Los escritos de acusación de la Fiscalía y de la Abogacía del Estado dejan una primera evidencia: los responsables del levantamiento contra el Estado responderán ante la Justicia. Un motivo para la satisfacción en un país en el que, históricamente, este tipo de hechos han desembocado en violentos enfrentamientos fratricidas. Y satisfacción también porque el cargo público deje de servir de escudo protector para todo, como ha ocurrido en otros casos durante muchos años. Porque saltarse la legislación y la Constitución no puede salir gratis, y muy especialmente cuando se tiene como especial obligación cumplirlas y hacerlas cumplir, como es el caso de los cargos públicos. Porque declarar la independencia de una parte del territorio es un delito claramente tipificado en el Código Penal, y nadie puede pretender que no se le aplique aquello que nos compromete a todos.

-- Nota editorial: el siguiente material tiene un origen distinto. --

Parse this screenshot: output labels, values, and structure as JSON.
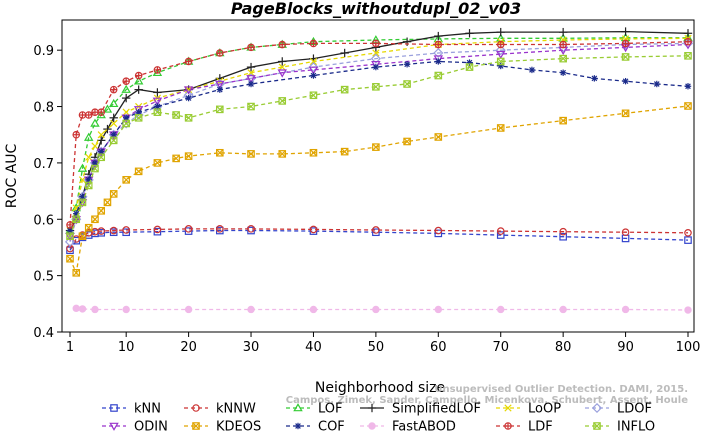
{
  "chart_data": {
    "type": "line",
    "title": "PageBlocks_withoutdupl_02_v03",
    "xlabel": "Neighborhood size",
    "ylabel": "ROC AUC",
    "xlim": [
      1,
      100
    ],
    "ylim": [
      0.4,
      0.95
    ],
    "x_ticks": [
      1,
      10,
      20,
      30,
      40,
      50,
      60,
      70,
      80,
      90,
      100
    ],
    "y_ticks": [
      0.4,
      0.5,
      0.6,
      0.7,
      0.8,
      0.9
    ],
    "grid": false,
    "legend_position": "bottom",
    "credit": {
      "line1": "Unsupervised Outlier Detection. DAMI, 2015.",
      "line2": "Campos, Zimek, Sander, Campello, Micenkova, Schubert, Assent, Houle"
    },
    "series": [
      {
        "name": "kNN",
        "color": "#3344cc",
        "dash": "4,3",
        "marker": "square",
        "x": [
          1,
          2,
          3,
          4,
          5,
          6,
          8,
          10,
          15,
          20,
          25,
          30,
          40,
          50,
          60,
          70,
          80,
          90,
          100
        ],
        "y": [
          0.545,
          0.562,
          0.568,
          0.572,
          0.575,
          0.576,
          0.577,
          0.577,
          0.578,
          0.579,
          0.58,
          0.58,
          0.579,
          0.577,
          0.575,
          0.572,
          0.569,
          0.566,
          0.563
        ]
      },
      {
        "name": "kNNW",
        "color": "#cc3333",
        "dash": "4,3",
        "marker": "circle",
        "x": [
          1,
          2,
          3,
          4,
          5,
          6,
          8,
          10,
          15,
          20,
          25,
          30,
          40,
          50,
          60,
          70,
          80,
          90,
          100
        ],
        "y": [
          0.548,
          0.565,
          0.572,
          0.576,
          0.578,
          0.579,
          0.58,
          0.581,
          0.582,
          0.583,
          0.583,
          0.583,
          0.582,
          0.581,
          0.58,
          0.579,
          0.578,
          0.577,
          0.576
        ]
      },
      {
        "name": "LOF",
        "color": "#33cc33",
        "dash": "4,3",
        "marker": "triangle",
        "x": [
          1,
          2,
          3,
          4,
          5,
          6,
          7,
          8,
          10,
          12,
          15,
          20,
          25,
          30,
          35,
          40,
          50,
          60,
          70,
          80,
          90,
          100
        ],
        "y": [
          0.58,
          0.62,
          0.69,
          0.745,
          0.77,
          0.785,
          0.795,
          0.805,
          0.83,
          0.845,
          0.86,
          0.88,
          0.895,
          0.905,
          0.91,
          0.915,
          0.918,
          0.92,
          0.921,
          0.921,
          0.922,
          0.922
        ]
      },
      {
        "name": "SimplifiedLOF",
        "color": "#222222",
        "dash": "",
        "marker": "plus",
        "x": [
          1,
          2,
          3,
          4,
          5,
          6,
          7,
          8,
          10,
          12,
          15,
          20,
          25,
          30,
          35,
          40,
          45,
          50,
          55,
          60,
          65,
          70,
          80,
          90,
          100
        ],
        "y": [
          0.58,
          0.6,
          0.64,
          0.68,
          0.71,
          0.74,
          0.76,
          0.78,
          0.815,
          0.83,
          0.825,
          0.83,
          0.85,
          0.87,
          0.88,
          0.885,
          0.895,
          0.905,
          0.915,
          0.925,
          0.93,
          0.932,
          0.932,
          0.933,
          0.93
        ]
      },
      {
        "name": "LoOP",
        "color": "#e6d800",
        "dash": "4,3",
        "marker": "x",
        "x": [
          1,
          2,
          3,
          4,
          5,
          6,
          8,
          10,
          12,
          15,
          20,
          25,
          30,
          35,
          40,
          50,
          60,
          70,
          80,
          90,
          100
        ],
        "y": [
          0.58,
          0.62,
          0.67,
          0.71,
          0.73,
          0.75,
          0.77,
          0.79,
          0.8,
          0.815,
          0.83,
          0.845,
          0.86,
          0.87,
          0.88,
          0.895,
          0.91,
          0.915,
          0.918,
          0.92,
          0.921
        ]
      },
      {
        "name": "LDOF",
        "color": "#9aa0dd",
        "dash": "4,3",
        "marker": "diamond",
        "x": [
          1,
          2,
          3,
          4,
          5,
          6,
          8,
          10,
          12,
          15,
          20,
          25,
          30,
          40,
          50,
          60,
          70,
          80,
          90,
          100
        ],
        "y": [
          0.56,
          0.6,
          0.64,
          0.67,
          0.7,
          0.72,
          0.75,
          0.77,
          0.785,
          0.8,
          0.82,
          0.84,
          0.85,
          0.87,
          0.885,
          0.895,
          0.9,
          0.905,
          0.91,
          0.912
        ]
      },
      {
        "name": "ODIN",
        "color": "#9933cc",
        "dash": "4,3",
        "marker": "triangle-down",
        "x": [
          1,
          2,
          3,
          4,
          5,
          6,
          8,
          10,
          12,
          15,
          20,
          25,
          30,
          35,
          40,
          50,
          60,
          70,
          80,
          90,
          100
        ],
        "y": [
          0.57,
          0.6,
          0.63,
          0.67,
          0.7,
          0.72,
          0.75,
          0.78,
          0.795,
          0.81,
          0.83,
          0.84,
          0.85,
          0.86,
          0.865,
          0.875,
          0.885,
          0.893,
          0.9,
          0.905,
          0.91
        ]
      },
      {
        "name": "KDEOS",
        "color": "#e0a400",
        "dash": "4,3",
        "marker": "square-x",
        "x": [
          1,
          2,
          3,
          4,
          5,
          6,
          7,
          8,
          10,
          12,
          15,
          18,
          20,
          25,
          30,
          35,
          40,
          45,
          50,
          55,
          60,
          70,
          80,
          90,
          100
        ],
        "y": [
          0.53,
          0.505,
          0.57,
          0.585,
          0.6,
          0.615,
          0.63,
          0.645,
          0.67,
          0.685,
          0.7,
          0.708,
          0.712,
          0.718,
          0.716,
          0.716,
          0.718,
          0.72,
          0.728,
          0.738,
          0.746,
          0.762,
          0.775,
          0.788,
          0.801
        ]
      },
      {
        "name": "COF",
        "color": "#1a2a8a",
        "dash": "4,3",
        "marker": "asterisk",
        "x": [
          1,
          2,
          3,
          4,
          5,
          6,
          8,
          10,
          12,
          15,
          20,
          25,
          30,
          40,
          50,
          55,
          60,
          65,
          70,
          75,
          80,
          85,
          90,
          95,
          100
        ],
        "y": [
          0.58,
          0.61,
          0.64,
          0.67,
          0.7,
          0.72,
          0.75,
          0.78,
          0.79,
          0.8,
          0.815,
          0.83,
          0.84,
          0.855,
          0.87,
          0.875,
          0.88,
          0.878,
          0.872,
          0.865,
          0.86,
          0.85,
          0.845,
          0.84,
          0.836
        ]
      },
      {
        "name": "FastABOD",
        "color": "#f0b8e8",
        "dash": "4,3",
        "marker": "circle-filled",
        "x": [
          2,
          3,
          5,
          10,
          20,
          30,
          40,
          50,
          60,
          70,
          80,
          90,
          100
        ],
        "y": [
          0.442,
          0.441,
          0.44,
          0.44,
          0.44,
          0.44,
          0.44,
          0.44,
          0.44,
          0.44,
          0.44,
          0.44,
          0.439
        ]
      },
      {
        "name": "LDF",
        "color": "#cc3333",
        "dash": "4,3",
        "marker": "circle-plus",
        "x": [
          1,
          2,
          3,
          4,
          5,
          6,
          8,
          10,
          12,
          15,
          20,
          25,
          30,
          35,
          40,
          50,
          60,
          70,
          80,
          90,
          100
        ],
        "y": [
          0.59,
          0.75,
          0.785,
          0.785,
          0.79,
          0.79,
          0.83,
          0.845,
          0.855,
          0.865,
          0.88,
          0.895,
          0.905,
          0.91,
          0.912,
          0.912,
          0.91,
          0.91,
          0.91,
          0.912,
          0.915
        ]
      },
      {
        "name": "INFLO",
        "color": "#99cc33",
        "dash": "4,3",
        "marker": "square-x",
        "x": [
          1,
          2,
          3,
          4,
          5,
          6,
          8,
          10,
          12,
          15,
          18,
          20,
          25,
          30,
          35,
          40,
          45,
          50,
          55,
          60,
          65,
          70,
          80,
          90,
          100
        ],
        "y": [
          0.57,
          0.6,
          0.63,
          0.66,
          0.69,
          0.71,
          0.74,
          0.77,
          0.78,
          0.79,
          0.785,
          0.78,
          0.795,
          0.8,
          0.81,
          0.82,
          0.83,
          0.835,
          0.84,
          0.855,
          0.87,
          0.88,
          0.885,
          0.888,
          0.89
        ]
      }
    ]
  }
}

Nada de esto puede quedar impune, porque es la esencia y fundamento de cualquier sociedad. Porque nadie ha sido acusado por poner unas urnas ni por su ideología o planteamientos políticos. Tal argumentación es una simple y manifiesta tergiversación de la realidad. Al margen del evidente derecho de los acusados a mixtificar las cosas en su intento de defenderse.
A partir de estos hechos básicos, surgen las discrepancias. Los relatos de la Fiscalía y de la Abogacía del Estado discrepan en un elemento fundamental: la interpretación de la violencia utilizada por los acusados para intentar quebrar el Estado. En términos legos, es seguro que habría acuerdo general en que como mínimo recurrieron a la presión en las calles y a la hostilidad ciudadana para intentar derrocar a los poderes del Estado. Y lo hicieron conscientes de que abrían la puerta, como mínimo, a episodios de enfrentamientos y violencia física. Como ocurrió en más de un caso. De acuerdo en esto, salvo quienes se empeñan en negar la realidad por interés personal o ideológico, surgen las diferencias en la calificación jurídica de la violencia. Y hay razones para defender tanto la postura de la Fiscalía como la de la Abogacía, porque se trata de un debate jurídico de enorme enjundia. De hecho, se trata del nudo gordiano de la causa y será el Supremo, no precisamente un tribunal cualquiera, el que decida. Y ni aun así zanjará el debate.
Lo malo es que la cuestión jurídica se ha trufado con cuestiones políticas. Los tribunales resolverán y lo harán respetando unos procedimientos que garantizan tanto el derecho de defensa de los acusados como la independencia judicial. Por mucho que desde la política, tan mal acostumbrada en este país a intentar meter mano donde no le corresponde, se intente condicionar a los magistrados. Mal, muy mal ha hecho el Gobierno al insistir en declaraciones sobre asuntos que corresponde decidir a los jueces. O al indicar el camino para la rectificación de la Abogacía del Estado. Y que ningún letrado ponga su firma al escrito entregado en el Supremo es toda una acusación implícita al Ejecutivo. Pero la sobreactuación de Pablo Casado acusando de complicidad delictiva a Pedro Sánchez y hasta a Susana Díaz, utilizando una vez más la crisis catalana como arma arrojadiza por interés electoral, es también una dañina desmesura. El PP ha convertido la condena por rebelión en una verdad absoluta que prejuzga y coacciona igualmente a los tribunales. Y los independentistas podrán volver a presionar en la calle, podrán hundir al Gobierno, pero nunca conseguirán lo que pretenden, aunque sigan amenazando. Para reconducir el asunto hacia el terreno político es premisa indispensable que renuncien a la vía delictiva, que se comprometan con la Constitución. Y sería bueno para España que cesara el actual nivel de hostilidad política.